Slow-cooked Pork with Cider and Wild Salsa Verde
500g diced free range pork shoulder
2 medium carrots, peeled and roughly diced
2 medium parsnips, peeled and roughly diced
½ a leek, washed and cut into round slices
6 – 8 shallots, peeled and halved
4 cloves of garlic, peeled and finely chopped
1 stick of celery, roughly chopped
3 bay leaves
A sprig of thyme
A sprig of rosemary
1 handful of kale, washed and finely shredded (remove the tough stalk from the leaf)
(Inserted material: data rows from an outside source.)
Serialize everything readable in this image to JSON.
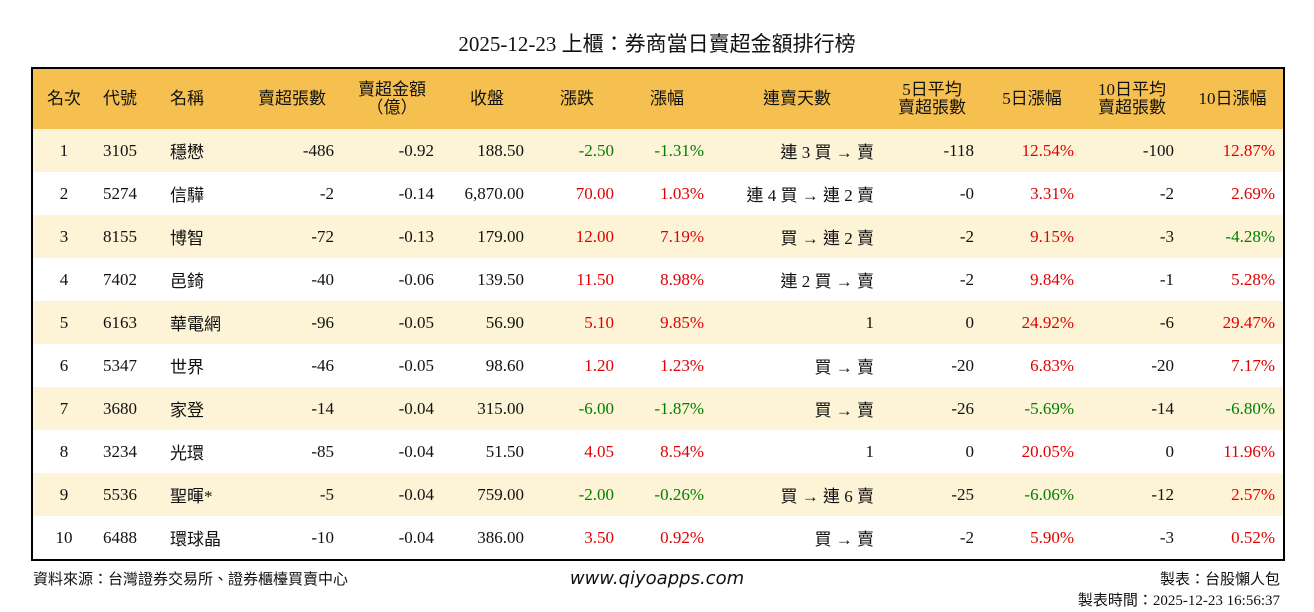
{
  "title": "2025-12-23 上櫃：券商當日賣超金額排行榜",
  "table": {
    "header": [
      [
        "名次"
      ],
      [
        "代號"
      ],
      [
        "名稱"
      ],
      [
        "賣超張數"
      ],
      [
        "賣超金額",
        "（億）"
      ],
      [
        "收盤"
      ],
      [
        "漲跌"
      ],
      [
        "漲幅"
      ],
      [
        "連賣天數"
      ],
      [
        "5日平均",
        "賣超張數"
      ],
      [
        "5日漲幅"
      ],
      [
        "10日平均",
        "賣超張數"
      ],
      [
        "10日漲幅"
      ]
    ],
    "rows": [
      [
        "1",
        "3105",
        "穩懋",
        "-486",
        "-0.92",
        "188.50",
        "-2.50",
        "-1.31%",
        "連 3 買 → 賣",
        "-118",
        "12.54%",
        "-100",
        "12.87%"
      ],
      [
        "2",
        "5274",
        "信驊",
        "-2",
        "-0.14",
        "6,870.00",
        "70.00",
        "1.03%",
        "連 4 買 → 連 2 賣",
        "-0",
        "3.31%",
        "-2",
        "2.69%"
      ],
      [
        "3",
        "8155",
        "博智",
        "-72",
        "-0.13",
        "179.00",
        "12.00",
        "7.19%",
        "買 → 連 2 賣",
        "-2",
        "9.15%",
        "-3",
        "-4.28%"
      ],
      [
        "4",
        "7402",
        "邑錡",
        "-40",
        "-0.06",
        "139.50",
        "11.50",
        "8.98%",
        "連 2 買 → 賣",
        "-2",
        "9.84%",
        "-1",
        "5.28%"
      ],
      [
        "5",
        "6163",
        "華電網",
        "-96",
        "-0.05",
        "56.90",
        "5.10",
        "9.85%",
        "1",
        "0",
        "24.92%",
        "-6",
        "29.47%"
      ],
      [
        "6",
        "5347",
        "世界",
        "-46",
        "-0.05",
        "98.60",
        "1.20",
        "1.23%",
        "買 → 賣",
        "-20",
        "6.83%",
        "-20",
        "7.17%"
      ],
      [
        "7",
        "3680",
        "家登",
        "-14",
        "-0.04",
        "315.00",
        "-6.00",
        "-1.87%",
        "買 → 賣",
        "-26",
        "-5.69%",
        "-14",
        "-6.80%"
      ],
      [
        "8",
        "3234",
        "光環",
        "-85",
        "-0.04",
        "51.50",
        "4.05",
        "8.54%",
        "1",
        "0",
        "20.05%",
        "0",
        "11.96%"
      ],
      [
        "9",
        "5536",
        "聖暉*",
        "-5",
        "-0.04",
        "759.00",
        "-2.00",
        "-0.26%",
        "買 → 連 6 賣",
        "-25",
        "-6.06%",
        "-12",
        "2.57%"
      ],
      [
        "10",
        "6488",
        "環球晶",
        "-10",
        "-0.04",
        "386.00",
        "3.50",
        "0.92%",
        "買 → 賣",
        "-2",
        "5.90%",
        "-3",
        "0.52%"
      ]
    ]
  },
  "footer": {
    "source": "資料來源：台灣證券交易所、證券櫃檯買賣中心",
    "site": "www.qiyoapps.com",
    "maker": "製表：台股懶人包",
    "time": "製表時間：2025-12-23 16:56:37"
  }
}
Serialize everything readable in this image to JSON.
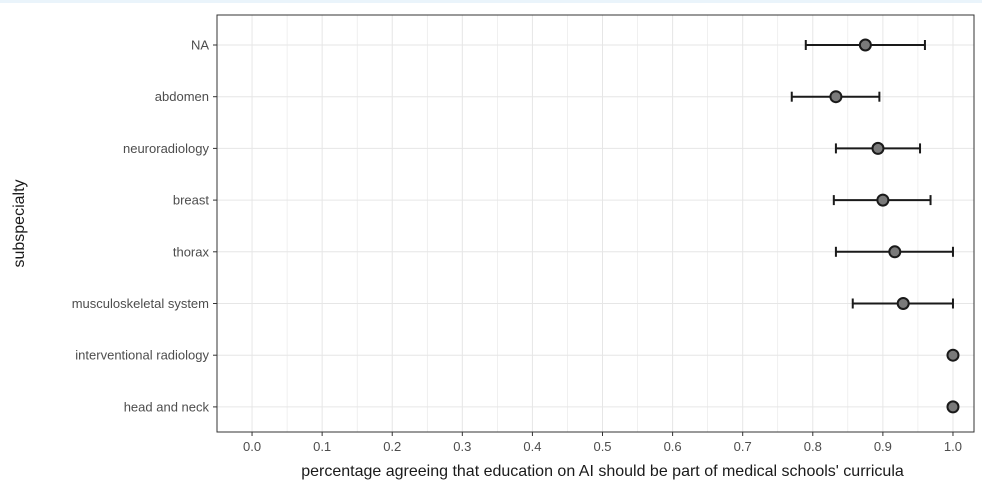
{
  "chart_data": {
    "type": "scatter",
    "xlabel": "percentage agreeing that education on AI should be part of medical schools' curricula",
    "ylabel": "subspecialty",
    "xlim": [
      -0.05,
      1.03
    ],
    "x_ticks": [
      "0.0",
      "0.1",
      "0.2",
      "0.3",
      "0.4",
      "0.5",
      "0.6",
      "0.7",
      "0.8",
      "0.9",
      "1.0"
    ],
    "grid": true,
    "categories": [
      "NA",
      "abdomen",
      "neuroradiology",
      "breast",
      "thorax",
      "musculoskeletal system",
      "interventional radiology",
      "head and neck"
    ],
    "points": [
      {
        "category": "NA",
        "estimate": 0.875,
        "lower": 0.79,
        "upper": 0.96
      },
      {
        "category": "abdomen",
        "estimate": 0.833,
        "lower": 0.77,
        "upper": 0.895
      },
      {
        "category": "neuroradiology",
        "estimate": 0.893,
        "lower": 0.833,
        "upper": 0.953
      },
      {
        "category": "breast",
        "estimate": 0.9,
        "lower": 0.83,
        "upper": 0.968
      },
      {
        "category": "thorax",
        "estimate": 0.917,
        "lower": 0.833,
        "upper": 1.0
      },
      {
        "category": "musculoskeletal system",
        "estimate": 0.929,
        "lower": 0.857,
        "upper": 1.0
      },
      {
        "category": "interventional radiology",
        "estimate": 1.0,
        "lower": 1.0,
        "upper": 1.0
      },
      {
        "category": "head and neck",
        "estimate": 1.0,
        "lower": 1.0,
        "upper": 1.0
      }
    ],
    "colors": {
      "panel_border": "#333333",
      "grid": "#e6e6e6",
      "errorbar": "#1a1a1a",
      "point_fill": "#7a7a7a",
      "point_stroke": "#1a1a1a"
    }
  }
}
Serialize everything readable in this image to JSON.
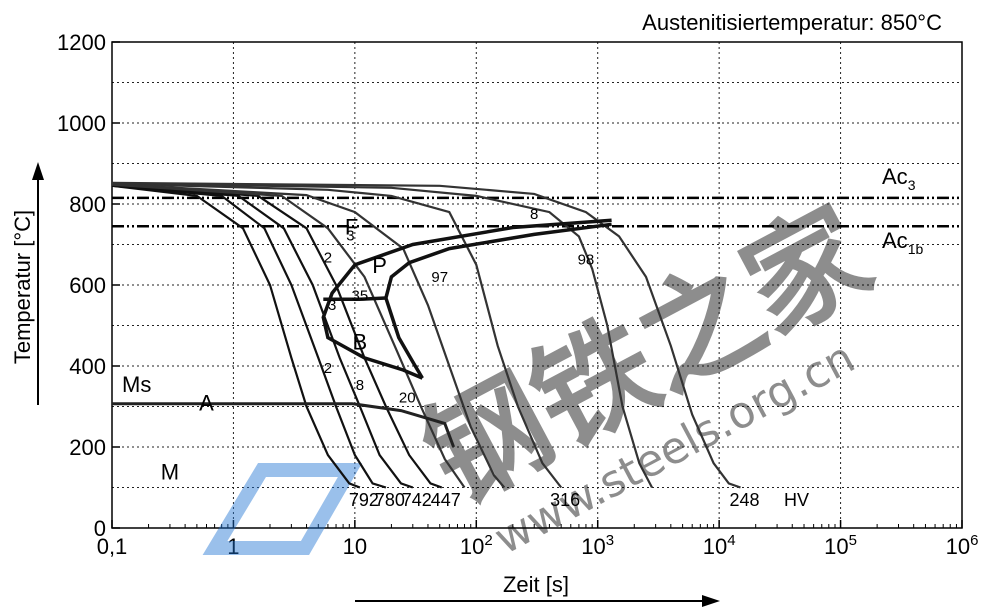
{
  "chart_data": {
    "type": "line",
    "title": "Austenitisiertemperatur: 850°C",
    "xlabel": "Zeit [s]",
    "ylabel": "Temperatur [°C]",
    "x_scale": "log",
    "xlim": [
      0.1,
      1000000
    ],
    "ylim": [
      0,
      1200
    ],
    "x_ticks": [
      "0,1",
      "1",
      "10",
      "10^2",
      "10^3",
      "10^4",
      "10^5",
      "10^6"
    ],
    "y_ticks": [
      "0",
      "200",
      "400",
      "600",
      "800",
      "1000",
      "1200"
    ],
    "grid": true,
    "reference_lines": [
      {
        "label_main": "Ac",
        "label_sub": "3",
        "y": 815
      },
      {
        "label_main": "Ac",
        "label_sub": "1b",
        "y": 745
      }
    ],
    "ms": {
      "label": "Ms",
      "points": [
        [
          0.1,
          307
        ],
        [
          9.5,
          307
        ],
        [
          24,
          290
        ],
        [
          55,
          258
        ],
        [
          65,
          200
        ]
      ]
    },
    "transformation_curves": [
      {
        "name": "F",
        "points": [
          [
            1300,
            760
          ],
          [
            200,
            742
          ],
          [
            30,
            700
          ],
          [
            10,
            650
          ],
          [
            6.5,
            580
          ],
          [
            5.5,
            520
          ],
          [
            6,
            470
          ],
          [
            12,
            420
          ],
          [
            25,
            390
          ],
          [
            36,
            370
          ]
        ]
      },
      {
        "name": "P",
        "points": [
          [
            1300,
            750
          ],
          [
            300,
            725
          ],
          [
            60,
            690
          ],
          [
            28,
            655
          ],
          [
            20,
            620
          ],
          [
            18,
            568
          ],
          [
            23,
            470
          ],
          [
            30,
            410
          ],
          [
            36,
            370
          ]
        ]
      },
      {
        "name": "B",
        "points": [
          [
            5.5,
            565
          ],
          [
            11,
            565
          ],
          [
            18,
            568
          ]
        ]
      }
    ],
    "cooling_curves": [
      {
        "hv": "792",
        "points": [
          [
            0.1,
            845
          ],
          [
            0.5,
            820
          ],
          [
            1.2,
            740
          ],
          [
            2,
            600
          ],
          [
            3,
            420
          ],
          [
            4,
            300
          ],
          [
            6,
            180
          ],
          [
            9,
            110
          ],
          [
            11,
            100
          ]
        ]
      },
      {
        "hv": "780",
        "points": [
          [
            0.1,
            845
          ],
          [
            0.8,
            820
          ],
          [
            1.8,
            740
          ],
          [
            3,
            600
          ],
          [
            5,
            420
          ],
          [
            7,
            300
          ],
          [
            10,
            180
          ],
          [
            14,
            110
          ],
          [
            18,
            100
          ]
        ]
      },
      {
        "hv": "742",
        "points": [
          [
            0.1,
            846
          ],
          [
            1.1,
            820
          ],
          [
            2.6,
            740
          ],
          [
            4.5,
            600
          ],
          [
            7.5,
            420
          ],
          [
            11,
            300
          ],
          [
            16,
            180
          ],
          [
            24,
            110
          ],
          [
            30,
            100
          ]
        ]
      },
      {
        "hv": "447",
        "points": [
          [
            0.1,
            847
          ],
          [
            1.6,
            820
          ],
          [
            4,
            740
          ],
          [
            7,
            600
          ],
          [
            12,
            420
          ],
          [
            18,
            300
          ],
          [
            28,
            180
          ],
          [
            42,
            110
          ],
          [
            52,
            100
          ]
        ]
      },
      {
        "hv": "",
        "points": [
          [
            0.1,
            848
          ],
          [
            2.5,
            820
          ],
          [
            6,
            740
          ],
          [
            12,
            620
          ],
          [
            22,
            440
          ],
          [
            35,
            300
          ],
          [
            55,
            170
          ],
          [
            80,
            100
          ]
        ]
      },
      {
        "hv": "",
        "points": [
          [
            0.1,
            849
          ],
          [
            4,
            822
          ],
          [
            10,
            780
          ],
          [
            25,
            690
          ],
          [
            40,
            550
          ],
          [
            60,
            400
          ],
          [
            90,
            250
          ],
          [
            140,
            130
          ],
          [
            170,
            100
          ]
        ]
      },
      {
        "hv": "316",
        "points": [
          [
            0.1,
            850
          ],
          [
            6,
            835
          ],
          [
            20,
            820
          ],
          [
            60,
            780
          ],
          [
            100,
            650
          ],
          [
            150,
            450
          ],
          [
            220,
            300
          ],
          [
            350,
            160
          ],
          [
            500,
            100
          ]
        ]
      },
      {
        "hv": "",
        "points": [
          [
            0.1,
            851
          ],
          [
            20,
            840
          ],
          [
            100,
            820
          ],
          [
            400,
            780
          ],
          [
            700,
            720
          ],
          [
            900,
            640
          ],
          [
            1200,
            500
          ],
          [
            1600,
            300
          ],
          [
            2200,
            160
          ],
          [
            2800,
            100
          ]
        ]
      },
      {
        "hv": "248",
        "points": [
          [
            0.1,
            852
          ],
          [
            50,
            845
          ],
          [
            300,
            825
          ],
          [
            800,
            780
          ],
          [
            1500,
            720
          ],
          [
            2500,
            620
          ],
          [
            4000,
            450
          ],
          [
            6000,
            280
          ],
          [
            9000,
            160
          ],
          [
            12000,
            110
          ],
          [
            15000,
            100
          ]
        ]
      }
    ],
    "region_labels": [
      "A",
      "M",
      "F",
      "P",
      "B"
    ],
    "annotations": [
      {
        "text": "8",
        "x": 300,
        "y": 778
      },
      {
        "text": "3",
        "x": 9.2,
        "y": 725
      },
      {
        "text": "2",
        "x": 6,
        "y": 670
      },
      {
        "text": "97",
        "x": 50,
        "y": 622
      },
      {
        "text": "98",
        "x": 800,
        "y": 665
      },
      {
        "text": "3",
        "x": 6.5,
        "y": 553
      },
      {
        "text": "35",
        "x": 11,
        "y": 577
      },
      {
        "text": "2",
        "x": 6,
        "y": 398
      },
      {
        "text": "8",
        "x": 11,
        "y": 355
      },
      {
        "text": "20",
        "x": 27,
        "y": 325
      }
    ],
    "hv_unit": "HV"
  },
  "watermark": {
    "text_cn": "钢铁之家",
    "text_url": "www.steels.org.cn",
    "color": "#1e73d2"
  }
}
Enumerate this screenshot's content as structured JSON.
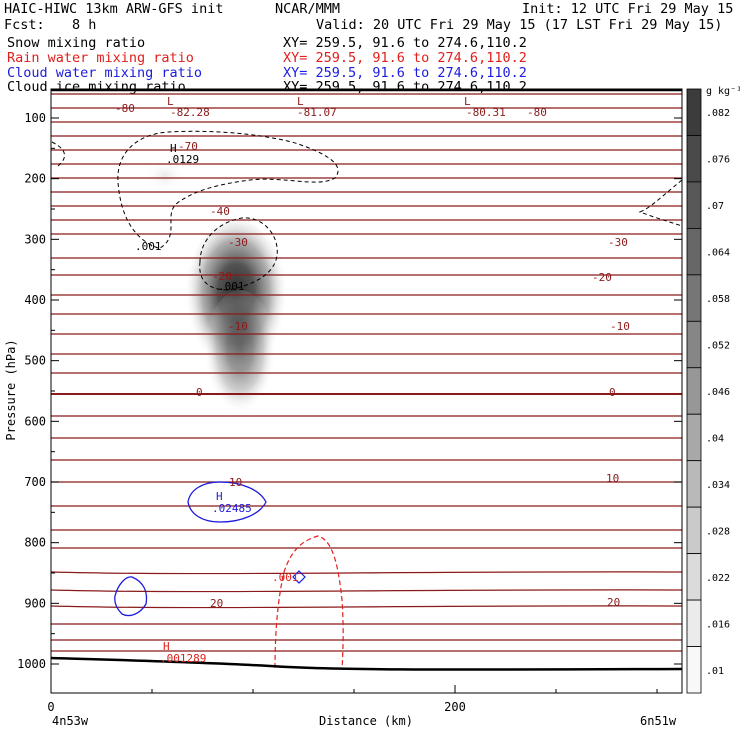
{
  "header": {
    "title_left": "HAIC-HIWC 13km ARW-GFS init",
    "title_mid": "NCAR/MMM",
    "init": "Init: 12 UTC Fri 29 May 15",
    "fcst_label": "Fcst:",
    "fcst_value": "8 h",
    "valid": "Valid: 20 UTC Fri 29 May 15 (17 LST Fri 29 May 15)",
    "fields": [
      {
        "name": "Snow mixing ratio",
        "xy": "XY= 259.5, 91.6 to 274.6,110.2",
        "color": "#000000"
      },
      {
        "name": "Rain water mixing ratio",
        "xy": "XY= 259.5, 91.6 to 274.6,110.2",
        "color": "#e0201c"
      },
      {
        "name": "Cloud water mixing ratio",
        "xy": "XY= 259.5, 91.6 to 274.6,110.2",
        "color": "#1c1ce0"
      },
      {
        "name": "Cloud ice mixing ratio",
        "xy": "XY= 259.5, 91.6 to 274.6,110.2",
        "color": "#000000"
      }
    ]
  },
  "chart_data": {
    "type": "cross-section",
    "xlabel": "Distance (km)",
    "ylabel": "Pressure (hPa)",
    "x_ticks": [
      "0",
      "200"
    ],
    "y_ticks": [
      "100",
      "200",
      "300",
      "400",
      "500",
      "600",
      "700",
      "800",
      "900",
      "1000"
    ],
    "x_left_label": "4n53w",
    "x_right_label": "6n51w",
    "colorbar_unit": "g kg⁻¹",
    "colorbar_levels": [
      ".082",
      ".076",
      ".07",
      ".064",
      ".058",
      ".052",
      ".046",
      ".04",
      ".034",
      ".028",
      ".022",
      ".016",
      ".01"
    ],
    "colorbar_colors": [
      "#3c3c3c",
      "#4a4a4a",
      "#585858",
      "#676767",
      "#767676",
      "#868686",
      "#979797",
      "#a8a8a8",
      "#b9b9b9",
      "#cacaca",
      "#dbdbdb",
      "#ebebeb",
      "#f8f8f8"
    ],
    "temperature_contour_labels": [
      "-80",
      "-70",
      "-40",
      "-30",
      "-30",
      "-20",
      "-20",
      "-10",
      "-10",
      "0",
      "0",
      "10",
      "10",
      "20",
      "20"
    ],
    "extrema_labels": [
      {
        "text": "L",
        "value": "-82.28"
      },
      {
        "text": "L",
        "value": "-81.07"
      },
      {
        "text": "L",
        "value": "-80.31"
      },
      {
        "text": "H",
        "value": ".0129"
      },
      {
        "text": "H",
        "value": ".02485"
      },
      {
        "text": "H",
        "value": ".001289"
      }
    ],
    "isoline_labels": [
      ".001",
      ".001",
      ".001"
    ],
    "isoline_label_80": "-80"
  },
  "colors": {
    "temperature": "#8b1a1a",
    "snow": "#000000",
    "rain": "#e0201c",
    "cloud_water": "#1c1ce0"
  }
}
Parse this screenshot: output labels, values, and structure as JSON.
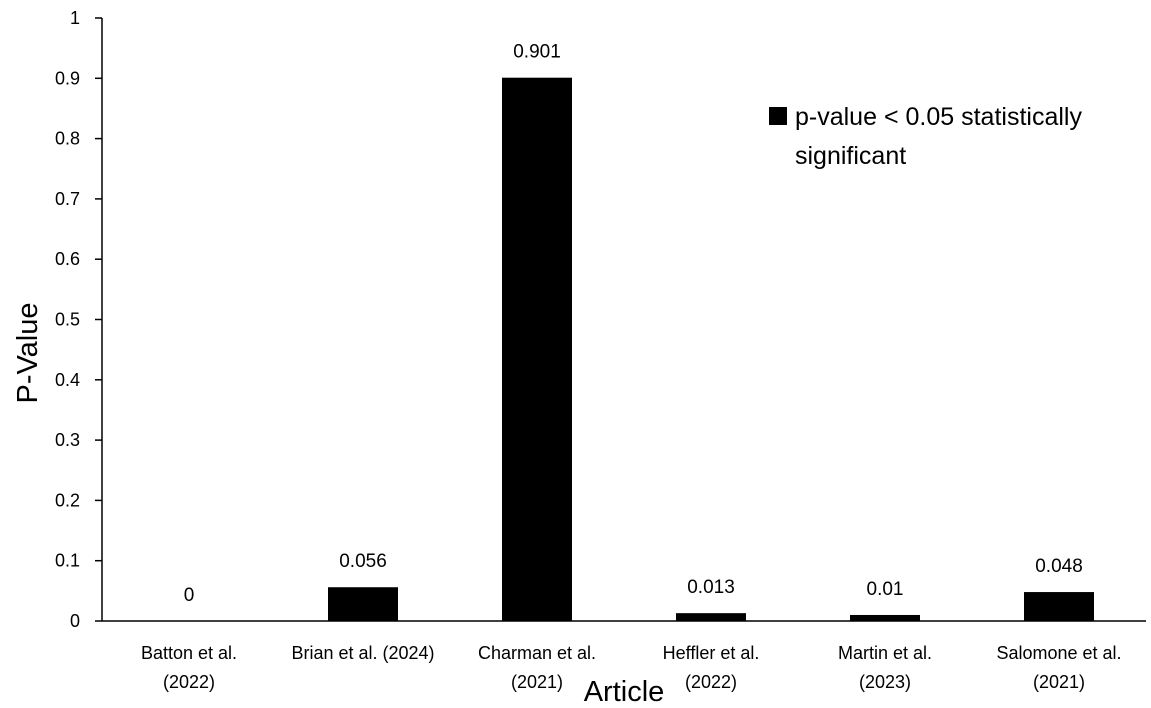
{
  "chart_data": {
    "type": "bar",
    "title": "",
    "xlabel": "Article",
    "ylabel": "P-Value",
    "ylim": [
      0,
      1
    ],
    "yticks": [
      "0",
      "0.1",
      "0.2",
      "0.3",
      "0.4",
      "0.5",
      "0.6",
      "0.7",
      "0.8",
      "0.9",
      "1"
    ],
    "categories": [
      [
        "Batton et al.",
        "(2022)"
      ],
      [
        "Brian et al. (2024)"
      ],
      [
        "Charman et al.",
        "(2021)"
      ],
      [
        "Heffler et al.",
        "(2022)"
      ],
      [
        "Martin et al.",
        "(2023)"
      ],
      [
        "Salomone et al.",
        "(2021)"
      ]
    ],
    "series": [
      {
        "name": "p-value < 0.05 statistically significant",
        "values": [
          0,
          0.056,
          0.901,
          0.013,
          0.01,
          0.048
        ],
        "data_labels": [
          "0",
          "0.056",
          "0.901",
          "0.013",
          "0.01",
          "0.048"
        ],
        "color": "#000000"
      }
    ],
    "legend": {
      "position": "top-right",
      "lines": [
        "p-value < 0.05 statistically",
        "significant"
      ]
    },
    "grid": false
  }
}
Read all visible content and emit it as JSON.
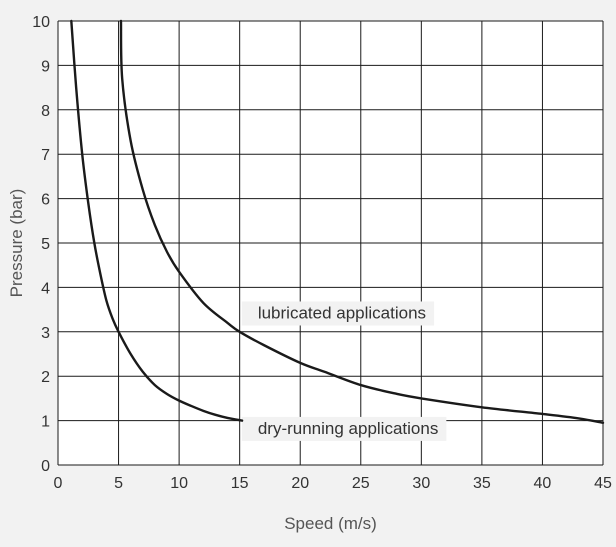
{
  "chart_data": {
    "type": "line",
    "title": "",
    "xlabel": "Speed (m/s)",
    "ylabel": "Pressure (bar)",
    "xlim": [
      0,
      45
    ],
    "ylim": [
      0,
      10
    ],
    "x_ticks": [
      0,
      5,
      10,
      15,
      20,
      25,
      30,
      35,
      40,
      45
    ],
    "y_ticks": [
      0,
      1,
      2,
      3,
      4,
      5,
      6,
      7,
      8,
      9,
      10
    ],
    "grid": true,
    "series": [
      {
        "name": "dry-running applications",
        "color": "#1a1a1a",
        "points": [
          [
            1.1,
            10
          ],
          [
            1.5,
            8.5
          ],
          [
            2,
            7
          ],
          [
            2.5,
            5.9
          ],
          [
            3,
            5
          ],
          [
            3.5,
            4.3
          ],
          [
            4,
            3.7
          ],
          [
            4.5,
            3.3
          ],
          [
            5,
            3
          ],
          [
            6,
            2.5
          ],
          [
            7,
            2.1
          ],
          [
            8,
            1.8
          ],
          [
            9,
            1.6
          ],
          [
            10,
            1.45
          ],
          [
            11,
            1.33
          ],
          [
            12,
            1.22
          ],
          [
            13,
            1.13
          ],
          [
            14,
            1.06
          ],
          [
            15.2,
            1
          ]
        ]
      },
      {
        "name": "lubricated applications",
        "color": "#1a1a1a",
        "points": [
          [
            5.2,
            10
          ],
          [
            5.3,
            8.7
          ],
          [
            6,
            7.3
          ],
          [
            7,
            6.2
          ],
          [
            8,
            5.4
          ],
          [
            9,
            4.8
          ],
          [
            10,
            4.35
          ],
          [
            12,
            3.65
          ],
          [
            14,
            3.2
          ],
          [
            15,
            3
          ],
          [
            17,
            2.7
          ],
          [
            20,
            2.3
          ],
          [
            22,
            2.1
          ],
          [
            25,
            1.8
          ],
          [
            28,
            1.6
          ],
          [
            30,
            1.5
          ],
          [
            35,
            1.3
          ],
          [
            40,
            1.15
          ],
          [
            43,
            1.05
          ],
          [
            45,
            0.95
          ]
        ]
      }
    ],
    "annotations": [
      {
        "text": "lubricated applications",
        "x": 16.5,
        "y": 3.3
      },
      {
        "text": "dry-running applications",
        "x": 16.5,
        "y": 0.7
      }
    ]
  }
}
500ml (hot) organic or free range chicken stock
500ml still, medium cider
100g plain flour
Salt and pepper
In a heavy bottomed oven-proof casserole dish, melt the butter until it is starting to brown and sizzle. Add the shallots, leeks and garlic, and fry until starting to colour. Remove from the pan and set aside. If the pan has dried out, add another knob of butter or a slug of olive oil. Add the root vegetables and cook until lightly browned. Remove and set aside. Season the flour with salt and pepper and use to coat the pork. Add to the pan with more butter or oil if needed (more butter is always a good thing, I find). Cook until starting to colour and then remove and set aside. Deglaze the pan by adding a splash of cider, using a wooden spoon to scrape up any lovely crusty flavour bits. Replace all the ingredients in the pan, along with the bay leaves and thyme and rosemary (tied into a bunch using clean string). Pour over the rest of the cider and the stock, and give the whole thing a good stir. Put the lid on the casserole dish and place in a pre-heated oven at 180C. Cook for 2 hours, checking and stirring every thirty minutes or so. When the pork is falling apart, remove the dish from the oven, remove the bay leaves, thyme and rosemary, check the seasoning, and add the kale. Let the whole thing sit for ten minutes to cool a little (this allows the kale to cook through but remain crunchy), then ladle onto warm plates. Spoon over a little of the salsa verde and serve with crusty bread. This is, without doubt, my current favourite winter dish (this will change, as I am fickle).